Bugün Türkiye’de milyonlarca emekçi, artan hayat pahalılığı, derinleşen yoksulluk, işsizlik ve adaletsizlik kıskacında yaşam mücadelesi veriyor. Eğitim, sağlık başta olmak üzere en temel sosyal haklar ticarileştiriliyor; güvencesiz çalışma biçimleri olağanlaştırılıyor. Eğitim emekçileri düşük ücretlerle, sözleşmeli, esnek ve angarya çalışmaya zorlanıyor. Gençler ise diplomalarıyla birlikte işsizliğe ve geleceksizliğe mahkûm ediliyor. Sendikal haklar engelleniyor, grevler yasaklanıyor, iş cinayetleri artıyor. İfade özgürlüğü, basın özgürlüğü, halkın iradesi yok sayılıyor. Kadınlar, gençler, göçmenler ve emekliler kırılgan koşullarda yaşam mücadelesi veriyor.
Ülkemiz yalnızca ekonomik krizle değil; demokratik hakların gasp edilmesi, ifade ve örgütlenme özgürlüklerinin yok edilmesiyle de ağır bir baskı altına alınmış durumda. Muhalif siyasetçilerden sendikacılara, gazetecilerden öğrencilere kadar toplumun tüm kesimleri, iktidarın otoriter uygulamalarının hedefi haline gelmiş bulunuyor. 30 milyonu aşkın vatandaşımızın oy kullanarak seçtiği belediye başkanları, eş başkanları, seçilmişler AKP iktidarı tarafından görevden alınarak, yerine kayyum atanarak seçme ve seçilme hakkımız gasp ediliyor. Halk iradesi hiçe sayılarak seçimler anlamsız hale getirilmek, yaşamın tüm alanları kontrol altına alınmak isteniyor.

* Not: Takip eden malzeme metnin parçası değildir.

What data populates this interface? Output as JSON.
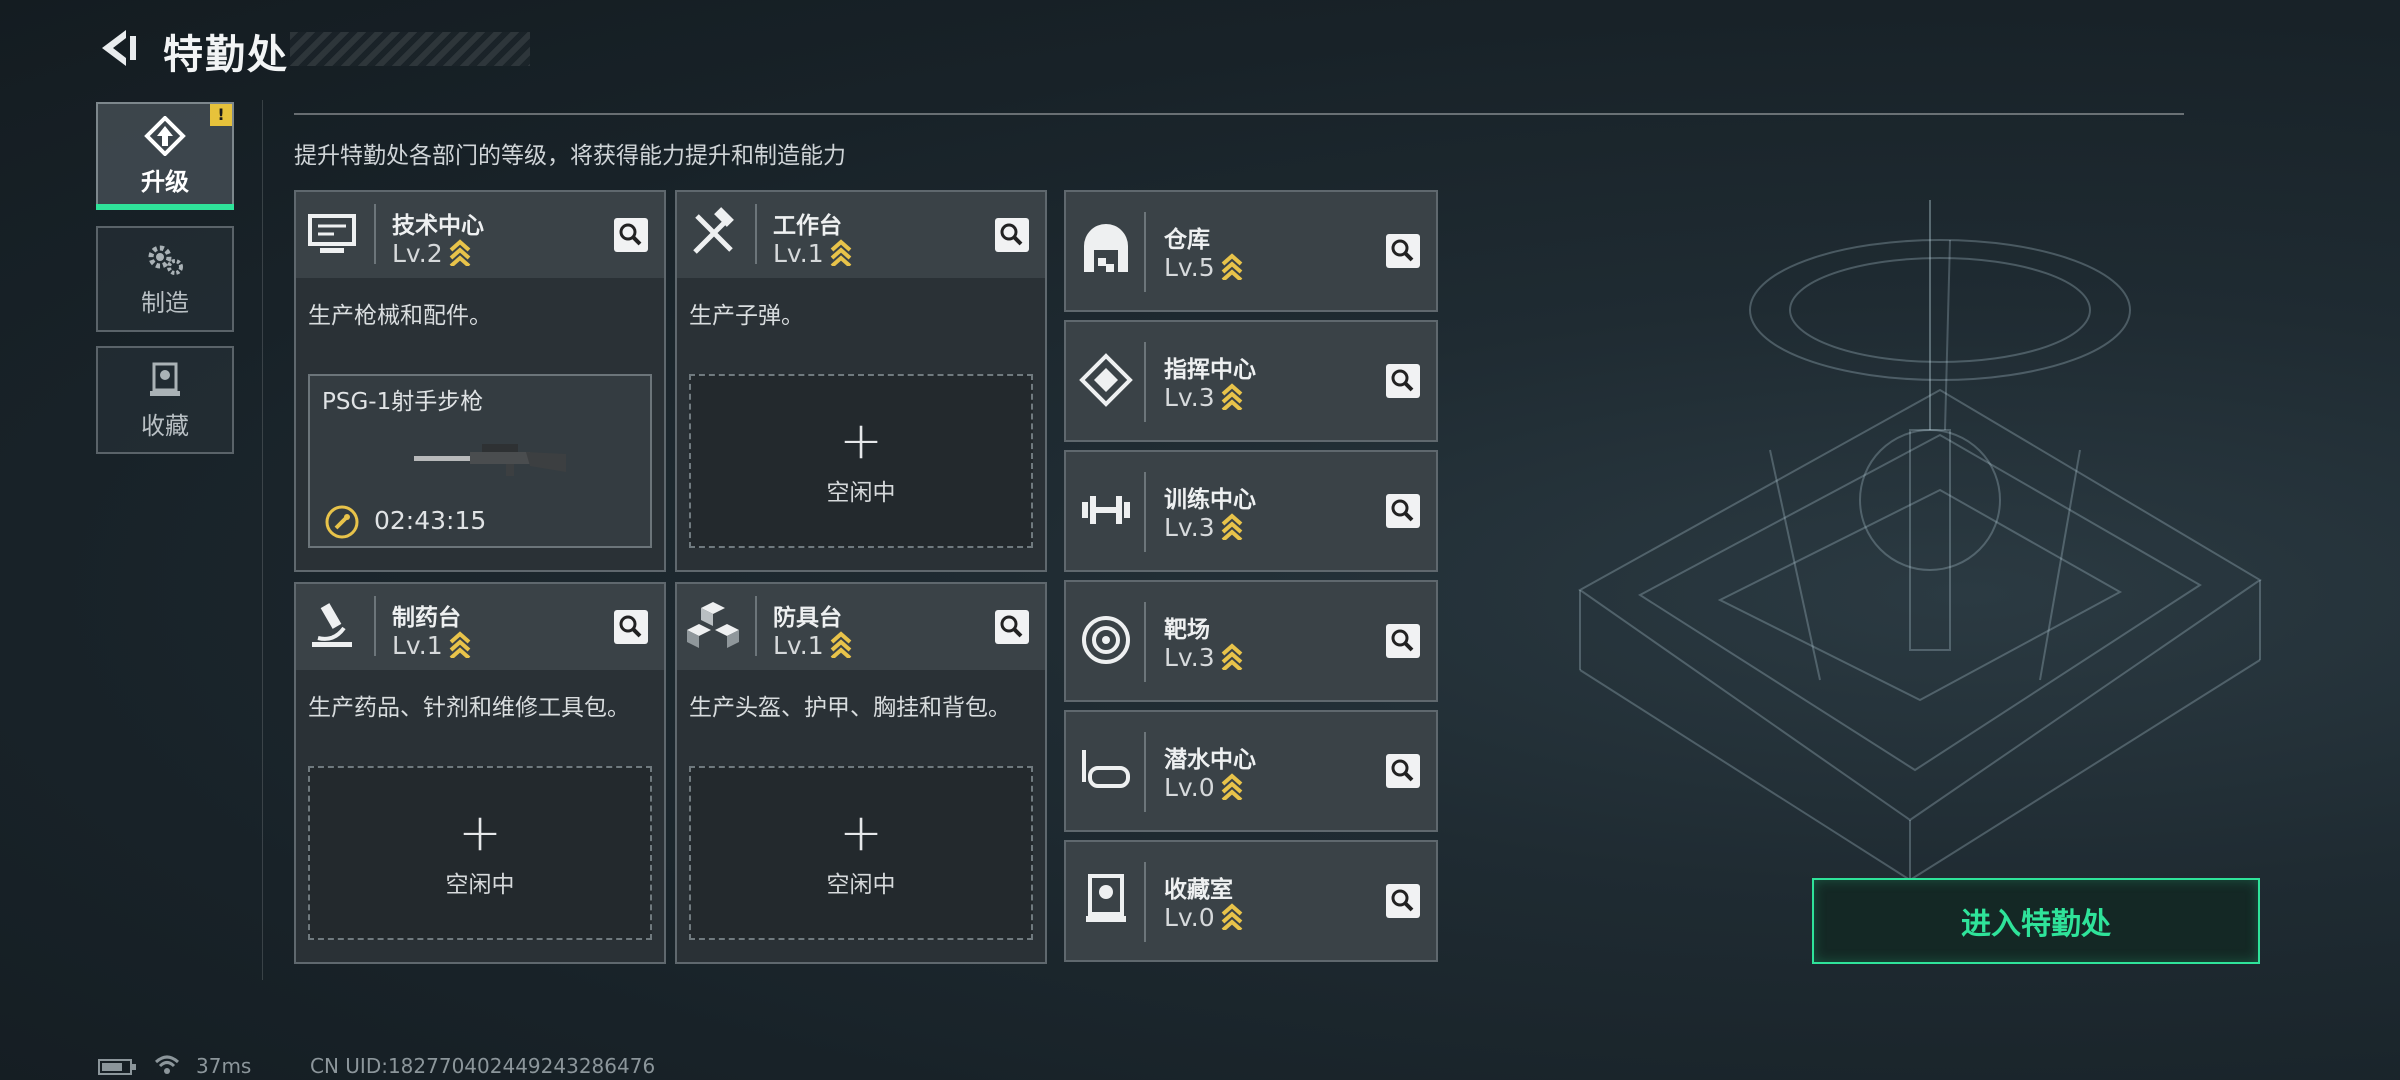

İktidar tarafından eğitimden yargıya, sağlıktan sosyal hizmetlere kadar pek çok alan tarikatlara ve cemaatlere teslim edilmiş; kamusal yapı zayıflatılmış, laiklik ilkesine ağır darbeler vurulmuştur. Bilimsel ve özgür düşünceyi hedef alan bu politikalar, toplumun dini tandanslarla kuşatılmasına ve eleştirel aklın baskılanmasına yol açmıştır. Kadınların, çocukların ve emekçilerin haklarını tehdit eden bu düzen, kamu hizmetlerini liyakatten uzaklaştırarak yoksulluğu, eşitsizliği ve adaletsizliği daha da derinleştirmiştir.

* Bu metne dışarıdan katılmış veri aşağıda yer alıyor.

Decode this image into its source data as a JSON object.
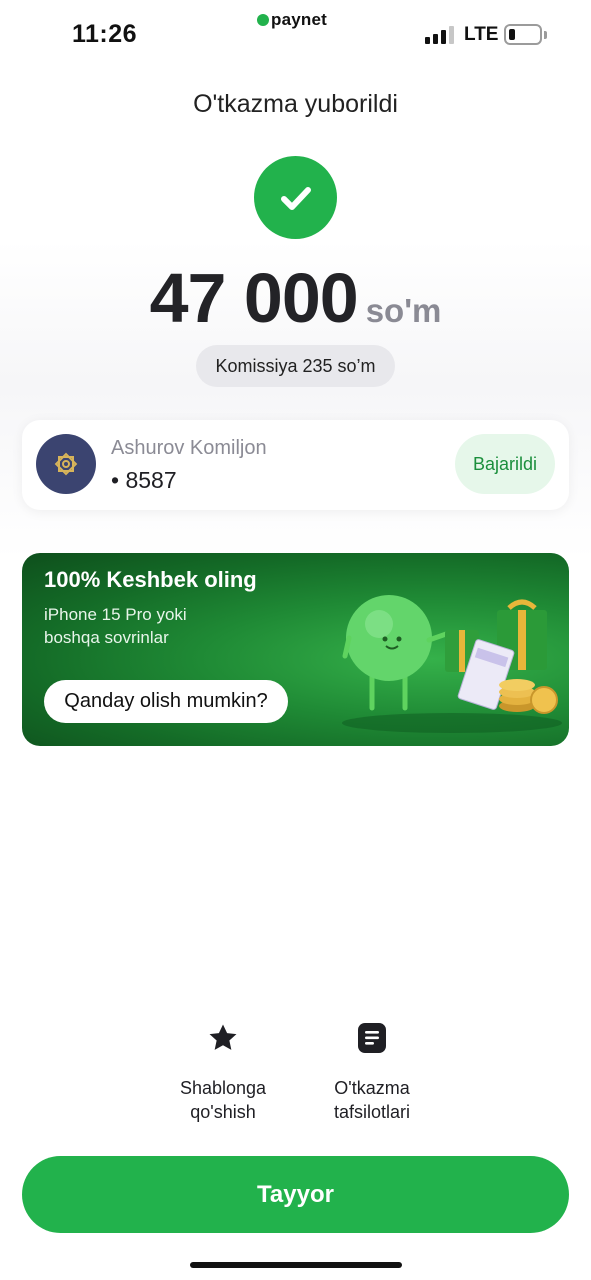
{
  "status_bar": {
    "time": "11:26",
    "brand": "paynet",
    "network": "LTE",
    "battery_level": 0.15
  },
  "screen": {
    "title": "O'tkazma yuborildi",
    "success_icon": "checkmark-icon"
  },
  "transfer": {
    "amount": "47 000",
    "currency": "so'm",
    "commission": "Komissiya 235 so’m"
  },
  "recipient": {
    "name": "Ashurov Komiljon",
    "card": "• 8587",
    "status": "Bajarildi",
    "avatar_icon": "bank-logo-icon"
  },
  "promo": {
    "title": "100% Keshbek oling",
    "subtitle": "iPhone 15 Pro yoki boshqa sovrinlar",
    "button": "Qanday olish mumkin?"
  },
  "actions": [
    {
      "label_line1": "Shablonga",
      "label_line2": "qo'shish",
      "icon": "star-icon"
    },
    {
      "label_line1": "O'tkazma",
      "label_line2": "tafsilotlari",
      "icon": "document-icon"
    }
  ],
  "primary_button": "Tayyor",
  "colors": {
    "accent": "#22b24c",
    "status_bg": "#e6f7ea",
    "status_text": "#1b8f3c",
    "avatar_bg": "#3b4470"
  }
}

Özellikle üniversiteli ve liseli gençler, son aylarda geleceklerine sahip çıkmak için ülke çapında güçlü eylemler örgütlediler. Geleceksizlik dayatmasına, eşitsiz eğitim sistemine, rant odaklı politikalara ve demokratik haklarının gasp edilmesine karşı ayağa kalkan gençlik, umudun ve direnişin taşıyıcısı olmuştur. Gençlerin eşit, özgür, bilimsel ve demokratik bir Türkiye için yükselttiği talepleri, Eğitim Sen olarak kendi mücadelemizin ayrılmaz bir parçası olarak görüyoruz.
Emeğin sömürülmediği; herkesin güvenceli, insanca çalıştığı bir işinin ve gelirinin olduğu; sendikal hak ve özgürlüklerin önünün açıldığı, grevlerin yasaklanmadığı; az kazanandan az, çok kazanandan çok vergi alındığı; emeklilere insanca yaşamaya yetecek bir maaşın verildiği; sosyal güvenlik ve emeklilikte yaşanan hak kayıplarının son bulduğu; haksız ve hukuksuz bir şekilde ihraç edilen KHK’lilerin işine geri döndüğü; İstanbul Sözleşmesi’nin feshinin iptal edildiği, 190 sayılı ILO sözleşmesinin imzalandığı; eşit yurttaşlığın, barış ve kardeşliğin hâkim olduğu; halk iradesinin yok sayılmadığı; çocuklarımızın okula aç gitmediği, MESEM projesi adı altında çocuk işçi haline getirilmediği, ÇEDES projesiyle laik ve bilimsel eğitimden mahrum bırakılmadığı; emeğin, eşitliğin, özgürlüğün, demokrasinin, barışın, laikliğin hâkim olduğu bir dünya ve ülkeyi birlikte ve ortak mücadeleyi büyüterek kuracağız.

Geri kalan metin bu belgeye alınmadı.